Comparing the drug release from microparticles prepared by EC and CP polymers shows that the release of drug from microparticles (t50% = 3.1-4 h) slower than the release of drug from discs (t50% = 4-5 h) (p > 0.05). However, a no-significant difference was observed between the percentages of drug released at 8 hours (Rel8) between microparticles and discs (p > 0.05). The highest drug release at 8th hours (pH 1.2) with F1 microparticles (82.76%) compared to other microspheres may be due to the lower concentration of EC (1:2 ratio). The difference factor test showed that microparticle formulations match the release profile of discs and there was not a significant difference between these dissolution profiles (except F3 with F’3).

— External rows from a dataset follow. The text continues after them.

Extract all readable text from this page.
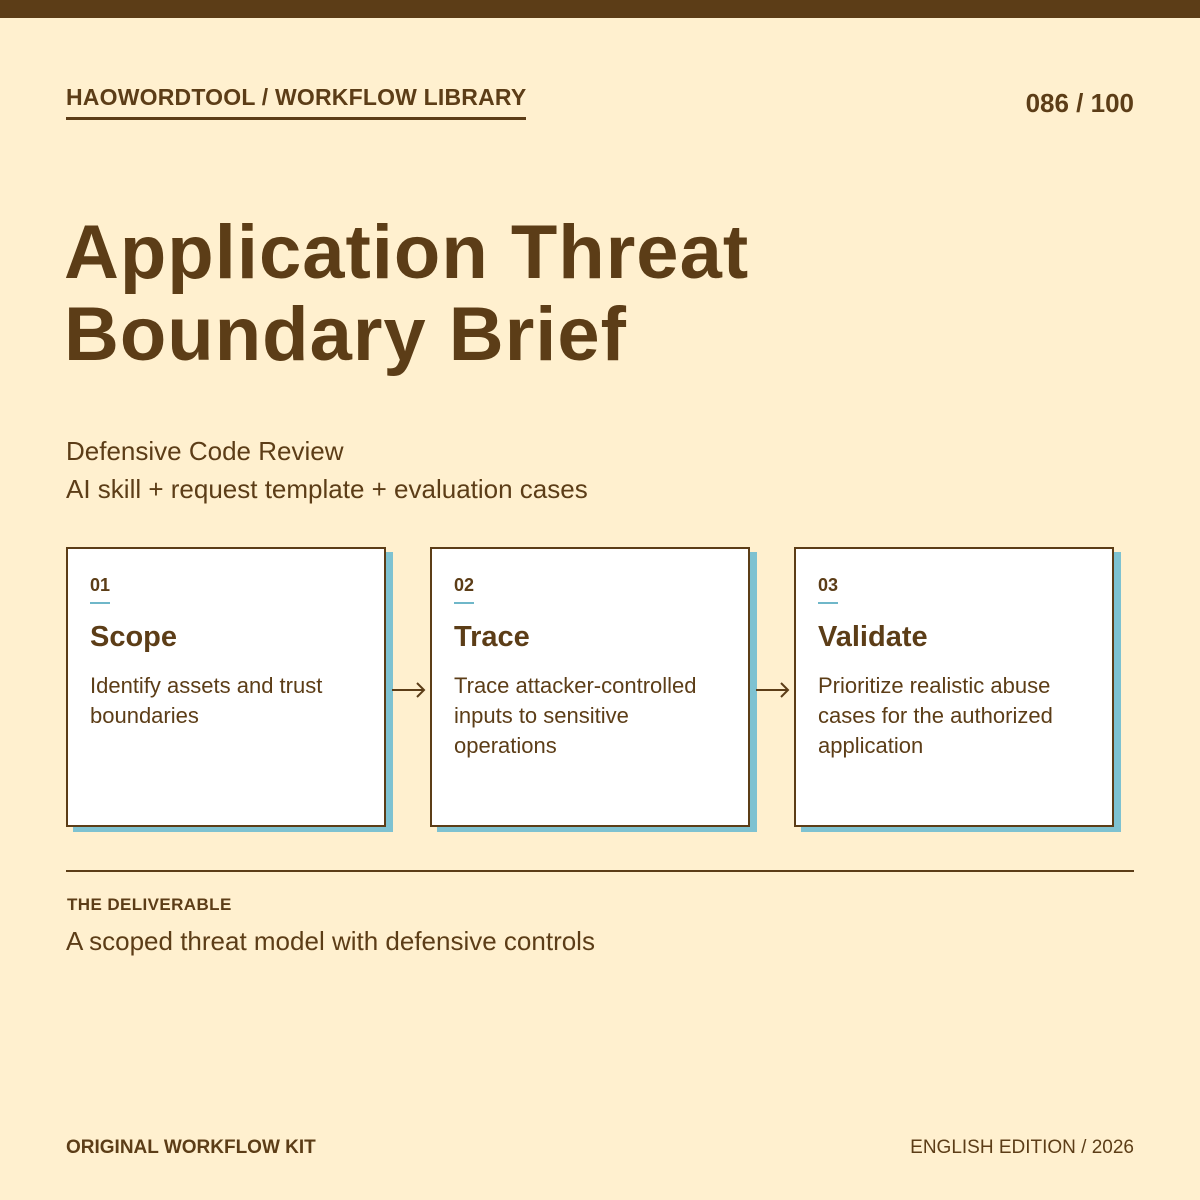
HAOWORDTOOL / WORKFLOW LIBRARY	086 / 100
Application Threat
Boundary Brief
Defensive Code Review
AI skill + request template + evaluation cases
01
Scope
Identify assets and trust boundaries
02
Trace
Trace attacker-controlled inputs to sensitive operations
03
Validate
Prioritize realistic abuse cases for the authorized application
THE DELIVERABLE
A scoped threat model with defensive controls
ORIGINAL WORKFLOW KIT	ENGLISH EDITION / 2026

A high correlation was observed between the Peppas and linear-probability order model (Table 7). The data obtained were also put in the Korsemeyer-Peppas model in order to find out the n value, which describes the drug release mechanism (22). The n value of microparticles of different polymers ratio was between 0 < n< 0.5, indicating that the mechanism of the drug release was diffusion controlled (Table 7).

Table 7

Fitting parameters of the in-vitro release data to various release kinetics models

Formulations	Order	MPE%	RSQ	Slope	intercept	K
F1	Peppas	1.74	0.992	0.25	0.25	0.1391
F2	Peppas	4.46	0.963	0.329	-0.219	0.0012
F3	Peppas	3.46	0.950	0.189	-2.529	0.0797
F´1	Peppas	4.69	0.973	0.318	2.389-	0.0918
F´2	Higuchi	6.3	0.968	0.03	0.042	0.0304
F´3	Linear-probability	5.58	0.981	0.003	0.849-	0.0027

Conclusion

The present study has been satisfactorily attempted to formulate a mucoadhesive microparticulate system of an antidiabetic drug like MH for oral administration with a view of combination of two polymers (CP and EC). % entrapment efficiency was higher for F2 microparticles than other formulations. While practical yield obtained was higher for F2 microparticles. The particle size analysis revealed that all formulations gave particles in the range of 794.33-1071.52 μm which is suitable for oral administration of formulation. Increase in the mucoadhesive polymer led to increase in mucoadhesion and degree of swelling. However, Carbopol showed higher mucoadhesion and swelling degree than EC. As the concentration of mucoadhesive polymer increased, the drug releases also idecreased proportionally, because it produced hydrogel on the mucus. From all the parameters studied, it can be concluded that microparticles and discs do not have significant difference together (p > 0.05). MH microparticles are better gastric-adhesive delivery system for the formulation of MH for gastro-intestinal administration. Thus, the formulated microspheres seem to be a potential candidate as oral controlled drug delivery system for diabetes therapy.